Te paraste de la cama, abriste tu maleta, encendiste uno de tus cachos de marihuana y te comenzaste a pintar las uñas de las manos y pies.

- ¿Quieres el francés u otro color?

- El francés – respondí, y puse a sonar mi CD de Aznavour.

Apagaste el cacho y caminaste hacia la grabadora. Cogiste la carátula del disco, echaste la cabeza hacia atrás, frunciste el ceño, torciste la boca como si fueses leporina y luego, entre labios, dijiste algo. Destapaste otra cerveza, entreabriste la persiana y cuando volteaste yo ya estaba vestido.
Noté que ya había oscurecido.

- ¿Y vos que? – preguntaste.

- ¿Qué de qué? – respondí, mientras prendía otro cigarro y guardaba todos mis discos compactos en su respectivo estuche.

- ¿Para dónde vamos?

El humo del Marlboro que aspiraba con ridículo aire de poeta me ahogó. No respondí.

Saliste del baño con una falda corta, medio putonga, una camiseta blanca de manga sisa y una balaca color azul cielo. Vestías sandalias y me acordé de lo mucho que me fascinaban tus pies.

- La espero en el carro – dije mientras te maquillabas frente al espejo.
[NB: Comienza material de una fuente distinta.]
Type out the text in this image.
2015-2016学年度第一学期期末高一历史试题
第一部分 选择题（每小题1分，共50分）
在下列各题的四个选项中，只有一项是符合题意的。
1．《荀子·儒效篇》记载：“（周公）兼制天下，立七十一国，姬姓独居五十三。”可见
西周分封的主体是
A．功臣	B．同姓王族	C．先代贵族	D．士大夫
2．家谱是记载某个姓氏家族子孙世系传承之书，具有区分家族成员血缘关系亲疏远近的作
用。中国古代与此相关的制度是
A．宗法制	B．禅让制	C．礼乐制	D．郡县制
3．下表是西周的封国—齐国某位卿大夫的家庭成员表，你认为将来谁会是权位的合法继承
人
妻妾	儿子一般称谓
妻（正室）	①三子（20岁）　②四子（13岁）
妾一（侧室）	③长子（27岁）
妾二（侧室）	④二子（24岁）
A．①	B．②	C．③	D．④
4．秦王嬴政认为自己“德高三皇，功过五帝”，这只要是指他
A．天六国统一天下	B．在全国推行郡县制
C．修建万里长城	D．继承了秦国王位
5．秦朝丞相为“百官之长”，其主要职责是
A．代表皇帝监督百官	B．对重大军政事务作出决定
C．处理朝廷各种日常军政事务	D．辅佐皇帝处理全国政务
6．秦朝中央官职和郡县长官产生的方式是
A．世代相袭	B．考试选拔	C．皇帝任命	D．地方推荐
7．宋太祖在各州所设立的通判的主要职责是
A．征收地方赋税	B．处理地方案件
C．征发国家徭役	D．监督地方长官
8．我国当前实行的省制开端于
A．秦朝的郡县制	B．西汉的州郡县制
No quisiste ponerte el cinturón de seguridad. Al verse reflejado en la ventanilla de tu asiento, tu rostro, por efecto de las gotas de lluvia, parecía con acné. Te quise mucho en ese instante. Sintonicé una estación de música electrónica y luego posé mi mano sobre tu muslo. No la quitaste.
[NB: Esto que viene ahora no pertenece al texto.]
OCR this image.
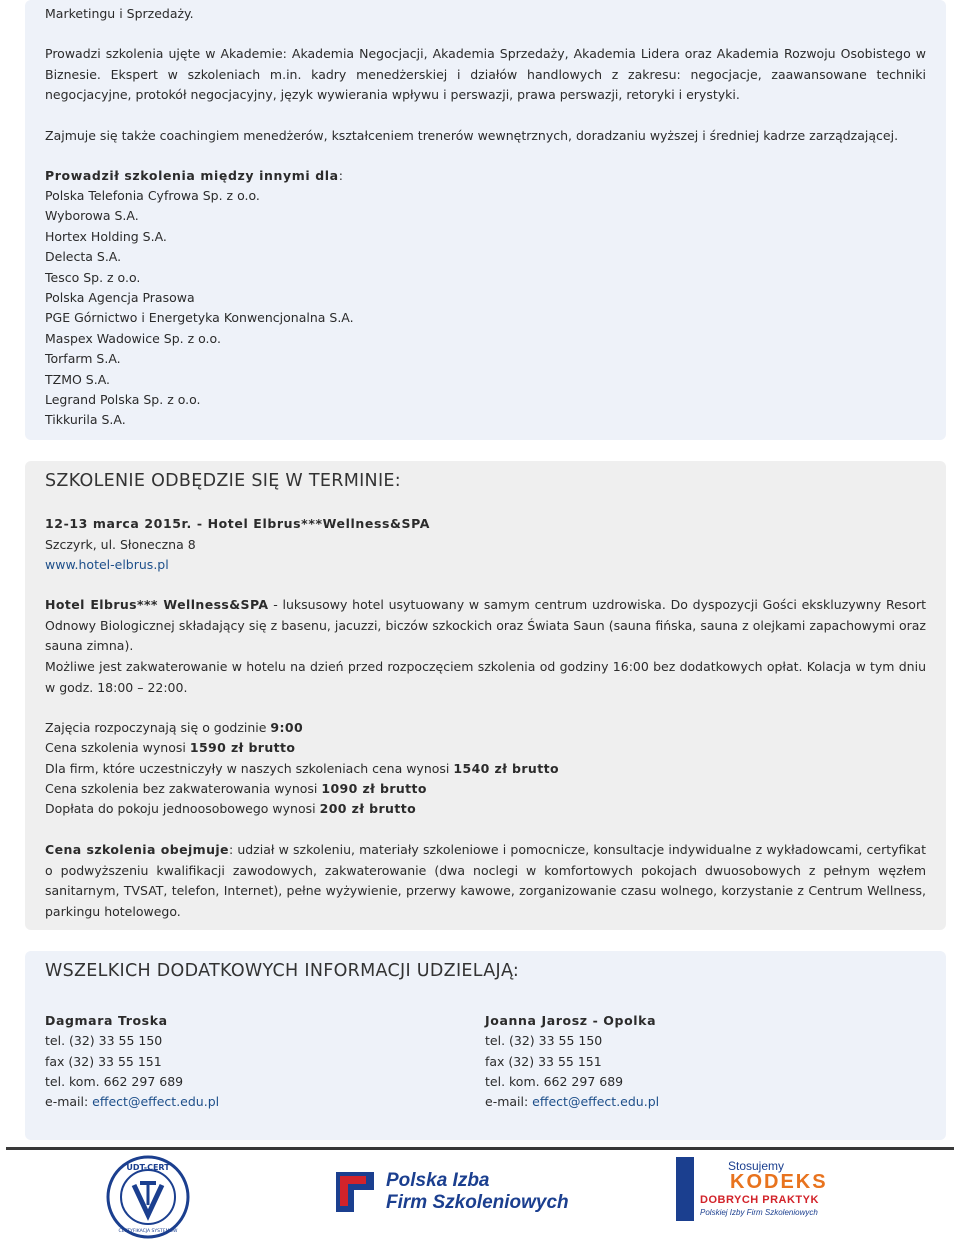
Marketingu i Sprzedaży.
Prowadzi szkolenia ujęte w Akademie: Akademia Negocjacji, Akademia Sprzedaży, Akademia Lidera oraz Akademia Rozwoju Osobistego w Biznesie. Ekspert w szkoleniach m.in. kadry menedżerskiej i działów handlowych z zakresu: negocjacje, zaawansowane techniki negocjacyjne, protokół negocjacyjny, język wywierania wpływu i perswazji, prawa perswazji, retoryki i erystyki.
Zajmuje się także coachingiem menedżerów, kształceniem trenerów wewnętrznych, doradzaniu wyższej i średniej kadrze zarządzającej.
Prowadził szkolenia między innymi dla:
Polska Telefonia Cyfrowa Sp. z o.o.
Wyborowa S.A.
Hortex Holding S.A.
Delecta S.A.
Tesco Sp. z o.o.
Polska Agencja Prasowa
PGE Górnictwo i Energetyka Konwencjonalna S.A.
Maspex Wadowice Sp. z o.o.
Torfarm S.A.
TZMO S.A.
Legrand Polska Sp. z o.o.
Tikkurila S.A.
SZKOLENIE ODBĘDZIE SIĘ W TERMINIE:
12-13 marca 2015r. - Hotel Elbrus***Wellness&SPA
Szczyrk, ul. Słoneczna 8
www.hotel-elbrus.pl
Hotel Elbrus*** Wellness&SPA - luksusowy hotel usytuowany w samym centrum uzdrowiska. Do dyspozycji Gości ekskluzywny Resort Odnowy Biologicznej składający się z basenu, jacuzzi, biczów szkockich oraz Świata Saun (sauna fińska, sauna z olejkami zapachowymi oraz sauna zimna).
Możliwe jest zakwaterowanie w hotelu na dzień przed rozpoczęciem szkolenia od godziny 16:00 bez dodatkowych opłat. Kolacja w tym dniu w godz. 18:00 – 22:00.
Zajęcia rozpoczynają się o godzinie 9:00
Cena szkolenia wynosi 1590 zł brutto
Dla firm, które uczestniczyły w naszych szkoleniach cena wynosi 1540 zł brutto
Cena szkolenia bez zakwaterowania wynosi 1090 zł brutto
Dopłata do pokoju jednoosobowego wynosi 200 zł brutto
Cena szkolenia obejmuje: udział w szkoleniu, materiały szkoleniowe i pomocnicze, konsultacje indywidualne z wykładowcami, certyfikat o podwyższeniu kwalifikacji zawodowych, zakwaterowanie (dwa noclegi w komfortowych pokojach dwuosobowych z pełnym węzłem sanitarnym, TVSAT, telefon, Internet), pełne wyżywienie, przerwy kawowe, zorganizowanie czasu wolnego, korzystanie z Centrum Wellness, parkingu hotelowego.
WSZELKICH DODATKOWYCH INFORMACJI UDZIELAJĄ:
Dagmara Troska
tel. (32) 33 55 150
fax (32) 33 55 151
tel. kom. 662 297 689
e-mail: effect@effect.edu.pl
Joanna Jarosz - Opolka
tel. (32) 33 55 150
fax (32) 33 55 151
tel. kom. 662 297 689
e-mail: effect@effect.edu.pl
UDT-CERT
CERTYFIKACJA SYSTEMÓW
Polska Izba
Firm Szkoleniowych
Stosujemy
KODEKS
DOBRYCH PRAKTYK
Polskiej Izby Firm Szkoleniowych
El mar estaba picado, la luna se estaba luciendo y el aire olía a sopa de arroz. Como ya había dejado de llover, decidí dejar las puertas del carro abiertas y el radio prendido. Mientras me desataba los cordones de los zapatos que me regalaste el día que acepté tirar a la basura los que más me gustaban, te dije que quería regalarte unas alas, comentario que no tuvo respuesta de tu parte.

Caminando hacia atrás, sin despegar mi mirada de la tuya y quitándome prenda tras prenda, me fui adentrando en aquel tapete de agua. Posaste tus manos sobre la cintura y soltaste una risita similar a la que soltabas cuando yo te decía que la filosofía era muy bacana, solo que no la sabían enseñar.
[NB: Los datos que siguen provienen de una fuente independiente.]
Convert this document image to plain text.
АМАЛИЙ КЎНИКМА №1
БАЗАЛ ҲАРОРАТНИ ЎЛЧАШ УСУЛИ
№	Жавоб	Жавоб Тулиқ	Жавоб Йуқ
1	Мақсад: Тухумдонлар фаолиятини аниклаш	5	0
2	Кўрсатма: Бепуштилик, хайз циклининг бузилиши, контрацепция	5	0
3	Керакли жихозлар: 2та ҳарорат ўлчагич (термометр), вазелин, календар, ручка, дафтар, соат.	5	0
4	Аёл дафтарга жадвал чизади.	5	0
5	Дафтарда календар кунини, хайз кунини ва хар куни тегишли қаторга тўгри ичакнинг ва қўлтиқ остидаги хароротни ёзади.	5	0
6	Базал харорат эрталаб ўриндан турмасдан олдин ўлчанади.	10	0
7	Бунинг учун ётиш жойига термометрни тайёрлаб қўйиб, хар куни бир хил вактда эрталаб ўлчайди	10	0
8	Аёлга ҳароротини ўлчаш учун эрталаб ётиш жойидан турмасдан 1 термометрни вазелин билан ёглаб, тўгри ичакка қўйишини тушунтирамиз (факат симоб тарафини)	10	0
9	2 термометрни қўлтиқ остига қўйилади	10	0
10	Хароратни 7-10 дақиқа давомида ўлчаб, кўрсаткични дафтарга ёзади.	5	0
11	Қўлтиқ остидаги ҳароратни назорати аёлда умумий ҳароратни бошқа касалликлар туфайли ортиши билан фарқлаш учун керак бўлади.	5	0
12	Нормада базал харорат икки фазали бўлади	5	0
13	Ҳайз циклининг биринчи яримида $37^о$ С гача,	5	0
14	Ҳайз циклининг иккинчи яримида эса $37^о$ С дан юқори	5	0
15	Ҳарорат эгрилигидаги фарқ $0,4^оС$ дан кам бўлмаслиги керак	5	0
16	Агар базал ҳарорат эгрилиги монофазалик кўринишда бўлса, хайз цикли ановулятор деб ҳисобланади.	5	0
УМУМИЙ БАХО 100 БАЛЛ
Seguí adentrándome, y cuando el agua comenzó a llegar a mis tetillas, hubo un instante en el que te tocaste el pelo y miraste al cielo. Asumo que una gaviota se llegó a cagar en tu crisma. Hecha mierda, entre llantos, comenzaste a gritar lo que yo creo era mi nombre. La música del carro y el chasquear de las olas no me dejaron oír.

Cuando el agua tapó mis orejas y a duras penas te podía ya ver, observé como aleteabas tus manos. En ocasiones parabas para sacudir la arena de tus pies. Luego, todo fue oscuridad. La única imagen que rondaba por mi cabeza era la jaula en la que mi abuelita guardaba a sus pajaritos.

Quiero pensar que te marchaste enseguida, pero tanto por tu bien como por el mío, lo mejor es que lo hayas hecho sin dejar huella alguna sobre la arena.